For the most part, this third installment plays the hits – and for fans of the series, that would be plenty; dueling impressions (Caine, Brando, Pacino, Moore, Hopkins and other favourites all get another run, while Hurt, Bowie and Jagger are added to the repertoire), the “Guess The Bill” game, and of course the relentless banter and jousting for attention amongst cultural relics.  If you’re in the pair’s groove (and by third go around, you really ought to be), this is some of the best comedy you’ll see all year - not only to laugh at, but to examine in constructive terms, see: Brydon going from funny, through cringe, and back into funny with an excruciatingly prolonged, hilarious Roger Moore bit.

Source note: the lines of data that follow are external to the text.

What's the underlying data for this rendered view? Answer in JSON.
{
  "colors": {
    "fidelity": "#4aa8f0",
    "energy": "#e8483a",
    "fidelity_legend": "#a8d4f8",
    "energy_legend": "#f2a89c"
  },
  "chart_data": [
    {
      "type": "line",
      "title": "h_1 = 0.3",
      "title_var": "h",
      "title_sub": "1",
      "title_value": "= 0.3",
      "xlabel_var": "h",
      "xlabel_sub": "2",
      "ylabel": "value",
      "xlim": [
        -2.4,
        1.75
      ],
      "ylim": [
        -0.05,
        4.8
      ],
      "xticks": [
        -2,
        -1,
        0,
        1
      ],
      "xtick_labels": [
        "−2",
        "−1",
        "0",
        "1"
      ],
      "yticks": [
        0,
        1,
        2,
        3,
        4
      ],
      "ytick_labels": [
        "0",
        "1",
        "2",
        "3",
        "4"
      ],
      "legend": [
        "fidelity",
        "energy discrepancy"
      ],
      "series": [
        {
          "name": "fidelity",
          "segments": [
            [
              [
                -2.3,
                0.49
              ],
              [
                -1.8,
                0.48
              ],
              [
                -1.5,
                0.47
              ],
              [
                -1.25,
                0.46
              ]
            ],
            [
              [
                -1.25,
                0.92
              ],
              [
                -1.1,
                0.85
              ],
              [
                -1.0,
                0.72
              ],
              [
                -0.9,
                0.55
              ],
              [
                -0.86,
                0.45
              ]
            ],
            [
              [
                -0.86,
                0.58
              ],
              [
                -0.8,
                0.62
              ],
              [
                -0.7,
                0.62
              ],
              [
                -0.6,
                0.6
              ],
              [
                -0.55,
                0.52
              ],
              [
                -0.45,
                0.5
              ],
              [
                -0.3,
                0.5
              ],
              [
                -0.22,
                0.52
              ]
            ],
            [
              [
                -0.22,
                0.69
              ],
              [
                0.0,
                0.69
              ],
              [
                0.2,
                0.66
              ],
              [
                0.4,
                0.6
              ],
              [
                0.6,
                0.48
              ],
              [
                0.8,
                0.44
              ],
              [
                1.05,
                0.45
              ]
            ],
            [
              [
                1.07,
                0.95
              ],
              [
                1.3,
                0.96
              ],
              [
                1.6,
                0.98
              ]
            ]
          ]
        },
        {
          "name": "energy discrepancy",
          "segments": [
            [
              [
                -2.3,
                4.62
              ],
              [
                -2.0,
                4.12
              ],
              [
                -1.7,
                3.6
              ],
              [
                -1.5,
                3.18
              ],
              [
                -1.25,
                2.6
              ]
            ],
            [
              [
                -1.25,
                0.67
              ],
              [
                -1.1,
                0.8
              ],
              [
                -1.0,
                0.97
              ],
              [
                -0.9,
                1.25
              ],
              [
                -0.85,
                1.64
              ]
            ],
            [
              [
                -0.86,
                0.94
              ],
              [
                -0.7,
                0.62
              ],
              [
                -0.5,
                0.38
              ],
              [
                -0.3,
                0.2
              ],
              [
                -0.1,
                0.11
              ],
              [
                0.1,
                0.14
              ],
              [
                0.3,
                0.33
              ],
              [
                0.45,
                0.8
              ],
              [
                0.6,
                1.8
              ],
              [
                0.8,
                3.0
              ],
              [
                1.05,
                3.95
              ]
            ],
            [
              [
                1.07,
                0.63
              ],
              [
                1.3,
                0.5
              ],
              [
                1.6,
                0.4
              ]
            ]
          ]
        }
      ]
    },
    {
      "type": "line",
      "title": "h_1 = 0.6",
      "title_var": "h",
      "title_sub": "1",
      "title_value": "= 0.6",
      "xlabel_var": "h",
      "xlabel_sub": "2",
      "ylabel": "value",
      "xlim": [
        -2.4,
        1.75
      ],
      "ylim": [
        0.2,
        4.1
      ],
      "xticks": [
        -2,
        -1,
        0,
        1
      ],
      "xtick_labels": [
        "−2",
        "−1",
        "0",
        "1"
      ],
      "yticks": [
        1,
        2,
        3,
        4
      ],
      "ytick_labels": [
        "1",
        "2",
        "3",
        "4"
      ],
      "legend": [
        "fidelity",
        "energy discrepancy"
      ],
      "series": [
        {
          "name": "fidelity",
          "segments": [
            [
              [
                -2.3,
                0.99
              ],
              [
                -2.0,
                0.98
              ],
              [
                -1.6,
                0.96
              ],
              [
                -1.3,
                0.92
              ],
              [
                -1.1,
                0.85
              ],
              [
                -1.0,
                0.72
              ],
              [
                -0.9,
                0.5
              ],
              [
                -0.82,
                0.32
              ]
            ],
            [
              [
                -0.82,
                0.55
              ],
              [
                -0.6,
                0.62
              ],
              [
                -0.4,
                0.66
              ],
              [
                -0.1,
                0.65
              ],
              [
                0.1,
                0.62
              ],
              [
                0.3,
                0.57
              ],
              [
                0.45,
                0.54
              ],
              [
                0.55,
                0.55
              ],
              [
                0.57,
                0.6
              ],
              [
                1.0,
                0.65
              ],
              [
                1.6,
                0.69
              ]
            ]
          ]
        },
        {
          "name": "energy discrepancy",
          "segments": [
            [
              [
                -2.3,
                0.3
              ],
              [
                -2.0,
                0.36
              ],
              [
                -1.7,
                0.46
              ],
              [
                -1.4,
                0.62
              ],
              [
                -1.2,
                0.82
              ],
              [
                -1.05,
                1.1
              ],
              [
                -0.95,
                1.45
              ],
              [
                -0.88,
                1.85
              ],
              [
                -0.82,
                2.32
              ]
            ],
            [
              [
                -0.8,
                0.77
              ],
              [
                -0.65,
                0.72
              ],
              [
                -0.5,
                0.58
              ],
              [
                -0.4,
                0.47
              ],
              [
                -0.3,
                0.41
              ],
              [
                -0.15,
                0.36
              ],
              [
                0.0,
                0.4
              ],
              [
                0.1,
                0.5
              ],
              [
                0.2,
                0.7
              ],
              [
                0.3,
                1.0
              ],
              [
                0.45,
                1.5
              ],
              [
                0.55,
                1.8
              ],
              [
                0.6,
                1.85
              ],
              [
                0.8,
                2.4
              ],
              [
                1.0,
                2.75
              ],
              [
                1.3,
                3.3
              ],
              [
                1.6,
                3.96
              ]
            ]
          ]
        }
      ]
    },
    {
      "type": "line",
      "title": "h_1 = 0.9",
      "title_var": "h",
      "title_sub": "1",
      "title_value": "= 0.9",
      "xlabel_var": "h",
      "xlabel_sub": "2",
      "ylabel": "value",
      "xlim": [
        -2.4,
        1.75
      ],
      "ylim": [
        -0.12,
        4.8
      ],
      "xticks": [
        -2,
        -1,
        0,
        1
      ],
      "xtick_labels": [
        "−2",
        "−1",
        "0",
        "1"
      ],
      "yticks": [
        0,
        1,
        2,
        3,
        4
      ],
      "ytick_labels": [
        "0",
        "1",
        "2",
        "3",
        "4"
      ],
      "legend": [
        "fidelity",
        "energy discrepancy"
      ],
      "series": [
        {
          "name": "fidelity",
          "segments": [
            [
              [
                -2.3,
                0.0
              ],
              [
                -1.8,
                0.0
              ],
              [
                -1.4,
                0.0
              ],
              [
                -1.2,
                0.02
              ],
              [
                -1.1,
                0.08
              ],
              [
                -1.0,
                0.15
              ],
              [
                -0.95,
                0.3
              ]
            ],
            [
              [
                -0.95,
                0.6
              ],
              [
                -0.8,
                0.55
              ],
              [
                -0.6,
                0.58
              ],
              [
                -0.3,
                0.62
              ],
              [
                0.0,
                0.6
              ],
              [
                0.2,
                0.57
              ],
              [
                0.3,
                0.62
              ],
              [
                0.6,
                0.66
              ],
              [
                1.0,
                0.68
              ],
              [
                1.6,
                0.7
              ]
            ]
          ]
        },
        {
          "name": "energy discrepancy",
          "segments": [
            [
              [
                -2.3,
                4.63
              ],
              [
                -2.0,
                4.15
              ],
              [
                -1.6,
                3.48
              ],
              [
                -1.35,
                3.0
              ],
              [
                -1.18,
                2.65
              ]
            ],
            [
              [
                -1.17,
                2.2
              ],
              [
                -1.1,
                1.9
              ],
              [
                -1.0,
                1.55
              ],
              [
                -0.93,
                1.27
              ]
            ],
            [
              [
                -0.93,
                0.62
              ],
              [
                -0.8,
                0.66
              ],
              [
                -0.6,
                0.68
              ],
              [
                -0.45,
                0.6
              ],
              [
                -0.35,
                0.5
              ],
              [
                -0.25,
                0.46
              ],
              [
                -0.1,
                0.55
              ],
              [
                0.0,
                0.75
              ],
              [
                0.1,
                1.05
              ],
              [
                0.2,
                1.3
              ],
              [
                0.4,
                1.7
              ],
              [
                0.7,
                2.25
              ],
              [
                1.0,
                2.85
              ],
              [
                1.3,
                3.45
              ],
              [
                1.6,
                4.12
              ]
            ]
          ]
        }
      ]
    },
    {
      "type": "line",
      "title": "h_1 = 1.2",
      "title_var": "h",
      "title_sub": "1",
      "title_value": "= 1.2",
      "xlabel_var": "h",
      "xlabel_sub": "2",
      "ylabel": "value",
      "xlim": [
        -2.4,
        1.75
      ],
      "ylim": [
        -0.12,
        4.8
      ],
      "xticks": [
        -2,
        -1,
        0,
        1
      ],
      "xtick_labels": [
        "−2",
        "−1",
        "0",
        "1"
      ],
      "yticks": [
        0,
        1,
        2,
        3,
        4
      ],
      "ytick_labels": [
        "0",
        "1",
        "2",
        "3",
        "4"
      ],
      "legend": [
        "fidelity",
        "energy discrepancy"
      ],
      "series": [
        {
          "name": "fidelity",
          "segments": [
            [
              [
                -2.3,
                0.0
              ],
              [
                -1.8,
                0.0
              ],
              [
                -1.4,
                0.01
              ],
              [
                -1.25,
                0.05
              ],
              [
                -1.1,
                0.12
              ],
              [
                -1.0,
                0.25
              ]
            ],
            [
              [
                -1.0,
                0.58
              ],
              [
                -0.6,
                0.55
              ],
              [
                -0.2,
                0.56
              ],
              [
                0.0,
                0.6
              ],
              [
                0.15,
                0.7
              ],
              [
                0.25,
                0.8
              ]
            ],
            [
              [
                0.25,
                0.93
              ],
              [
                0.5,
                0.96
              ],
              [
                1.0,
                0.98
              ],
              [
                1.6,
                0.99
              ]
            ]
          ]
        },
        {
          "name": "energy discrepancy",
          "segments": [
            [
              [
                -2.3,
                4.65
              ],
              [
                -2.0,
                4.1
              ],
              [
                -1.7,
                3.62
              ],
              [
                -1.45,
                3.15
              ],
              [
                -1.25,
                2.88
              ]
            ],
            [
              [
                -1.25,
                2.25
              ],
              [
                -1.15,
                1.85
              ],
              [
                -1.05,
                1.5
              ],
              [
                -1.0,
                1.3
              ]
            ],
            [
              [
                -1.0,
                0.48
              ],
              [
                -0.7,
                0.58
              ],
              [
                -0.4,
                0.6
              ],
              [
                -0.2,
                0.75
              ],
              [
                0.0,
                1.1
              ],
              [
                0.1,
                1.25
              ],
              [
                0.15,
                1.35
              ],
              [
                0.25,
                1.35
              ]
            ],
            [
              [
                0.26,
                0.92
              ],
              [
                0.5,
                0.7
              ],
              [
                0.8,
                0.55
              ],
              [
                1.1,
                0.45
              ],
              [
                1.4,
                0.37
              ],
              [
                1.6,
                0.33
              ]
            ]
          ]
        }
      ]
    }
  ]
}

On this occasion however, there’s an attempt to push the narrative further than before – and it’s not that it doesn’t work structurally, but it’s perhaps a bridge too far; for the first time the plot begins to feel like an obvious device. Maybe this deviation from formula will pay off for the series in the long run, but it leaves the pair’s latest expedition on a somewhat jarring, curious, note. But while it’s undoubtedly a snare, overall it can’t derail an otherwise lusciously shot, delightfully ambling, and hilarious third outing.

THE TRIP TO SPAIN is released August 3 in Australia, August 11 in the US and August 17 in NZ.